Я в первый раз слышал это признание и так энергически высказанное. Не скрою, что мне ужасно хотелось засмеяться. Я был не прав.
– Один, один он мне остался теперь, одна надежда моя! – всплеснул он вдруг руками, как бы внезапно пораженный новою мыслию, – теперь один только он, мой бедный мальчик, спасет меня и – о, что же он не едет! О сын мой, о мой Петруша… и хоть я недостоин названия отца, а скорее тигра, но… laissez-moi, mon ami,[96 - оставьте меня, мой друг (фр.).] я немножко полежу, чтобы собраться с мыслями.
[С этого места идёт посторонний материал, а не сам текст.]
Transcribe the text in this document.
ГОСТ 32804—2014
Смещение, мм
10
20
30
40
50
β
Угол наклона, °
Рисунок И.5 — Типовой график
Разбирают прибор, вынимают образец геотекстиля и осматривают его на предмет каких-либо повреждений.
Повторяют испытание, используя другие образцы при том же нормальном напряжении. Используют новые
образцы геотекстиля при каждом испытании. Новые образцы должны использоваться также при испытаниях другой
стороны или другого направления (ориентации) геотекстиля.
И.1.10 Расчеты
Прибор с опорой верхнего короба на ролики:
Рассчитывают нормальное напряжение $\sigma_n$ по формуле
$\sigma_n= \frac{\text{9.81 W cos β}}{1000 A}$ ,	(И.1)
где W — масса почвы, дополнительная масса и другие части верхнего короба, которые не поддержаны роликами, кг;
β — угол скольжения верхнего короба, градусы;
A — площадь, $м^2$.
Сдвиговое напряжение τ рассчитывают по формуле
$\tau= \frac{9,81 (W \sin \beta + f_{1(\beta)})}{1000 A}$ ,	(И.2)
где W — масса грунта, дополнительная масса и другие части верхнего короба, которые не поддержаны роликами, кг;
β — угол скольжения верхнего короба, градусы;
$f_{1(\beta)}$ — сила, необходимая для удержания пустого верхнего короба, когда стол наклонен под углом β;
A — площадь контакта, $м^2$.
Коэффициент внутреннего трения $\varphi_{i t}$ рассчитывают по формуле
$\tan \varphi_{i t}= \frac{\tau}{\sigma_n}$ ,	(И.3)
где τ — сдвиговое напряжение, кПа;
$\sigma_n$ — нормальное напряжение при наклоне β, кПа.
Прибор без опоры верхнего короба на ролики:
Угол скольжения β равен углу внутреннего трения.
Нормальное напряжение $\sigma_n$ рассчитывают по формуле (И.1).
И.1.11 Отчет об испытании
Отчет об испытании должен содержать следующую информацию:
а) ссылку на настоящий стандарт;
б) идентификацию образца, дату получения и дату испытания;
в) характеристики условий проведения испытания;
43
Я так устал, так устал, да и вам, я думаю, пора спать, voyez-vous,[97 - вы видите (фр.).] двенадцать часов…
Глава четвертая
Хромоножка
I
Шатов не заупрямился и, по записке моей, явился в полдень к Лизавете Николаевне. Мы вошли почти вместе; я тоже явился сделать мой первый визит. Они все, то есть Лиза, мама и Маврикий Николаевич, сидели в большой зале и спорили. Мама требовала, чтобы Лиза сыграла ей какой-то вальс на фортепиано, и когда та начала требуемый вальс, то стала уверять, что вальс не тот. Маврикий Николаевич, по простоте своей, заступился за Лизу и стал уверять, что вальс тот самый; старуха со злости расплакалась. Она была больна и с трудом даже ходила. У ней распухли ноги, и вот уже несколько дней только и делала, что капризничала и ко всем придиралась, несмотря на то что Лизу всегда побаивалась. Приходу нашему обрадовались. Лиза покраснела от удовольствия и, проговорив мне merci, конечно за Шатова, пошла к нему, любопытно его рассматривая.
Шатов неуклюже остановился в дверях. Поблагодарив его за приход, она подвела его к мама.
– Это господин Шатов, про которого я вам говорила, а это вот господин Г– в, большой друг мне и Степану Трофимовичу. Маврикий Николаевич вчера тоже познакомился.
– А который профессор?
– А профессора вовсе и нет, мама.
– Нет, есть, ты сама говорила, что будет профессор; верно, вот этот, – она брезгливо указала на Шатова.
– Вовсе никогда я вам не говорила, что будет профессор. Господин Г—в служит, а господин Шатов – бывший студент.
– Студент, профессор, всё одно из университета. Тебе только бы спорить. А швейцарский был в усах и с бородкой.
– Это мама сына Степана Трофимовича всё профессором называет, – сказала Лиза и увела Шатова на другой конец залы на диван.
– Когда у ней ноги распухнут, она всегда такая, вы понимаете, больная, – шепнула она Шатову, продолжая рассматривать его всё с тем же чрезвычайным любопытством и особенно его вихор на голове.
– Вы военный? – обратилась ко мне старуха, с которою меня так безжалостно бросила Лиза.